Il Memoriale agli scomparsi, nella città di Montevideo
Il Memoriale agli scomparsi, nella città di Montevideo

La Chiesa dell’Uruguay autorizza la de-classificazione del materiale che ha a che vedere con gli anni della dittatura nel paese sudamericano dal 1973 al 1985. In realtà la volontà di farlo era già stata manifestata ad ottobre dal cardinal Daniel Sturla dopo un colloquio con il Papa ma mancava ancora il passo formale del consenso gerarchico delle autorità religiose dell’Uruguay, che adesso c’è stato.
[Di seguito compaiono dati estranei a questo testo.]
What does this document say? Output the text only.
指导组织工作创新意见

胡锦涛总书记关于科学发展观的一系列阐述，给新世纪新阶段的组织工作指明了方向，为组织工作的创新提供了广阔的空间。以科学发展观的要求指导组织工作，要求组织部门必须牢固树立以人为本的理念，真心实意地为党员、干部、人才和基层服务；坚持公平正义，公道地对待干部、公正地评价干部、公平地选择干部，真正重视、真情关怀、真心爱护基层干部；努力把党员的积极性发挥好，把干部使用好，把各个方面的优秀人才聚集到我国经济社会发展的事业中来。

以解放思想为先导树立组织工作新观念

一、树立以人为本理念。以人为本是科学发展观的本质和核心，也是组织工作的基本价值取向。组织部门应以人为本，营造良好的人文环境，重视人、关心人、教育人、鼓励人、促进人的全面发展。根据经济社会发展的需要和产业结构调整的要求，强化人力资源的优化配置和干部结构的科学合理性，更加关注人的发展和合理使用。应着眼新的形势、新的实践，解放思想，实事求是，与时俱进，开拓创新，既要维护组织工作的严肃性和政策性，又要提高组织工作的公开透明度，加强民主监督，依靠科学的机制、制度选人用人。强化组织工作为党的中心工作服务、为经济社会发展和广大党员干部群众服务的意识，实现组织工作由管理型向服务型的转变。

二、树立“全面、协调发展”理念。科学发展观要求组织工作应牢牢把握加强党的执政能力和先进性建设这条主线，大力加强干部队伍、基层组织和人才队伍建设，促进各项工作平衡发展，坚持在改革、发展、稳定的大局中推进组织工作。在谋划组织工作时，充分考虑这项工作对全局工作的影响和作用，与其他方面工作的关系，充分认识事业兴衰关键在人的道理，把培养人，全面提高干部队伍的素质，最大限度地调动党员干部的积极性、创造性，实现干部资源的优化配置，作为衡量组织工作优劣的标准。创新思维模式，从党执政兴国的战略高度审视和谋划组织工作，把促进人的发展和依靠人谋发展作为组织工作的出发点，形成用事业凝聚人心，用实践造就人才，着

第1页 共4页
I vertici della Conferenza episcopale nella persona dei vescovi Carlos Collazzi, Arturo Fajardo e Milton Tróccoli l’hanno portato al presidente Tabaré Vazquez lunedì 11 luglio. Fino ad ora la de-classificazione degli archivi vaticani era arrivata al decennio 1950, fino al pontificato di Pio XII. Adesso potrà procedere fino agli anni del processo militare e oltre.

Una richiesta in questo senso venne formulata nel mese di ottobre del 2015 dall’ambasciatore dell’Uruguay presso la Santa Sede Francisco Ottonelli all’atto di presentare le credenziali nelle mani di Papa Francesco. Il Papa, in quella occasione, si dimostrò “molto aperto” dichiarò il diplomatico dopo la breve cerimonia, e raccontò che il Papa stesso lo indirizzò al suo collaboratore Monsignor Giuseppe Latterza incaricato degli archivi della Santa Sede. Quest’ultimo – riferì ancora il diplomatico – disse che com’era prassi aveva bisogno dell’assenso della Conferenza episcopale dell’Uruguay. “Gli archivi vaticani si alimentano sia dell’informazione che inviano i vescovi, o i sacerdoti delle parrocchie dell’Uruguay che delle richieste di informazioni rivolte a questi stessi e per questo c’è bisogno del loro consenso”.

L’arcivescovo di Montevideo Daniel Sturla, a Roma per partecipare al sinodo sulla famiglia, assicurò la collaborazione della Chiesa alla ricerca dei resti degli scomparsi negli anni dei governi civico-militari in Uruguay. E fece appello ai propri concittadini che avessero “dati sugli scomparsi durante il governo civico militare, a dirigersi alla parrocchia per riferire quello di cui siano a conoscenza e che il parroco o il sacerdote che li riceva inviino questa informazione alla Curia dell’Arcivescovado a mio nome o direttamente alla Comisión de Familiares de Desaparecidos”.

A distanza di due mesi il cardinale di Montevideo dichiarò di aver ricevuto informazione su casi di sepolture clandestine. “C’è stata gente che si è avvicinata alle parrocchie per apportare dati, e persino fotografie e disegni”. L’arcivescovo non fornì dettagli sull’origine delle informazioni specificando solamente che una delle persone che ha fornito elementi “è anziana e sembrerebbe aver partecipato a quei procedimenti”.

Con il si formale della Conferenza episcopale dell’Uruguay all’apertura della sezione degli archivi vaticani riferita al paese si potrà adesso metter mano a tanti carteggi e rapporti che, come in Argentina dove la dittatura colpì molto più duramente, erano inaccessibili.